Student Activities Finance Board members met for more than three hours Tuesday night investigating a possible financial misconduct violation by A&O Productions and Students for Ecological and Environmental Development.
Le’Jamiel Goodall, Associated Student Government financial vice president, refused to comment on the hearing’s outcome.
Depending on the results of the hearing, Senate could vote at its meeting tonight to sanction either student group, or SAFB could close the investigation without recommending action being taken against the groups.
SAFB froze the accounts of the groups last Friday at 5 p.m. after voting to hold a formal investigation based on preliminary findings. Goodall, a Speech and Weinberg junior, said he would not comment on the grounds for the investigation until informing senators at the meeting.
Senators also will hear three new bills at tonight’s meeting about instant run-off voting for ASG elections, expanded hours for the Sports Pavilion and Aquatics Center parking lot, and dissection alternatives for students with ethical or religious objections.
Weinberg junior Kristina Berta, founder of the new student group Campus Greens, said ASG should allow students to rank their choices for each office and automatically use their second choices if their top choices didn’t receive a majority of the vote.
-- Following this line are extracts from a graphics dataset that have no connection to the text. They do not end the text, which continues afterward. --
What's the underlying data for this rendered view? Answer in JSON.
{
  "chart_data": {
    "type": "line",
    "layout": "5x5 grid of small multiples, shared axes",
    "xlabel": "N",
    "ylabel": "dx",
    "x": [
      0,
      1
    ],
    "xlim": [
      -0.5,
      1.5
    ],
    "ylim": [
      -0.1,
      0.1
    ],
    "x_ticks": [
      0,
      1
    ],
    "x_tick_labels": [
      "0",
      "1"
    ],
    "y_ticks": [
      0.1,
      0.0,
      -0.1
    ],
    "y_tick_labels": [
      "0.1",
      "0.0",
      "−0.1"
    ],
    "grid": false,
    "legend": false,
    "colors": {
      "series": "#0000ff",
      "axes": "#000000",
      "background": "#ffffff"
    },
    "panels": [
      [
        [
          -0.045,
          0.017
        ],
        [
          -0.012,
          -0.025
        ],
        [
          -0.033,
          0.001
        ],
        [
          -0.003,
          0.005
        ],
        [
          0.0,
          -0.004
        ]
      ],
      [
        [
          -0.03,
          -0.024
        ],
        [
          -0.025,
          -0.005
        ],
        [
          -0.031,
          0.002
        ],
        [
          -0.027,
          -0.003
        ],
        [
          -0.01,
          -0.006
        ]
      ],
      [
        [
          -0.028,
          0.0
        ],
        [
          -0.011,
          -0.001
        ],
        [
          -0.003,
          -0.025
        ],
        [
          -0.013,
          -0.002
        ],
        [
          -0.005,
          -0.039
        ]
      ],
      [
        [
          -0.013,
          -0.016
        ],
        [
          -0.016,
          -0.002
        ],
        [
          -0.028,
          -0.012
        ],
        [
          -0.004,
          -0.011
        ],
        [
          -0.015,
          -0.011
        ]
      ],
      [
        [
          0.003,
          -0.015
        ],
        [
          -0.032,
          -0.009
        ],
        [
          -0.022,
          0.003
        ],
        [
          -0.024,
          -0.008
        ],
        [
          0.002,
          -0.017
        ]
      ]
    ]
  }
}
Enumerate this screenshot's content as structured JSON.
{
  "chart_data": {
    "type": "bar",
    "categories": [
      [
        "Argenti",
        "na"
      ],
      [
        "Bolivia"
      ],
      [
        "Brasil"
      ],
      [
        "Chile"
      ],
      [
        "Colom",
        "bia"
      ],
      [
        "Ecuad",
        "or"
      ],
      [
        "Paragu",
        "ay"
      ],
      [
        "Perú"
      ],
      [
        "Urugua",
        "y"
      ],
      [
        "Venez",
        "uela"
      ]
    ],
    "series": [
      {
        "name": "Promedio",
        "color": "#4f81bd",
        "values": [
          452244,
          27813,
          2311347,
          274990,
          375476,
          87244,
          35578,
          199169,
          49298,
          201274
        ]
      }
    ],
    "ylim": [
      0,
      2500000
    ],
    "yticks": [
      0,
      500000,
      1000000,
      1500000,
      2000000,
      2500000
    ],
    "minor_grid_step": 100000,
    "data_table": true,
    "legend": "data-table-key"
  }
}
The system proposed in her bill would eliminate the need for run-off elections such as those that occurred in every race this year.
“No voting system is perfect, but this system is ideal for ASG,” Berta said.
Berta interns for an organization, the Midwest Democracy Center, that advocates another alternative voting system for state legislatures that the State of Illinois used from 1870 to 1980.
Berta said she hopes ASG senators see the merits of her bill without much lobbying on her part.
“Maybe I’m naive to think that it just makes sense, and I don’t need to call or send flowers,” she said.
After receiving a parking ticket in the Sports Pavilion parking lot while eating a post-swim practice breakfast Fall Quarter, Steven Petric, an off-campus senator, said he thought students could use the extra enforcement-free hour proposed in his bill.
Parking enforcement patrols currently begin at 7:30 a.m., and his ticket was issued at 7:36 a.m., said Petric, a Weinberg sophomore. His bill would change patrols to begin at 8:30 a.m.
Academic Vice President Tamara Kagel, sponsored the bill about dissection alternatives for students in biology classes. But she said students in Justice For All did much of the research on the issue.
“This is really their issue,” said Kagel, a Speech sophomore. “ASG has the resources and contacts with people who should be able to help them out.”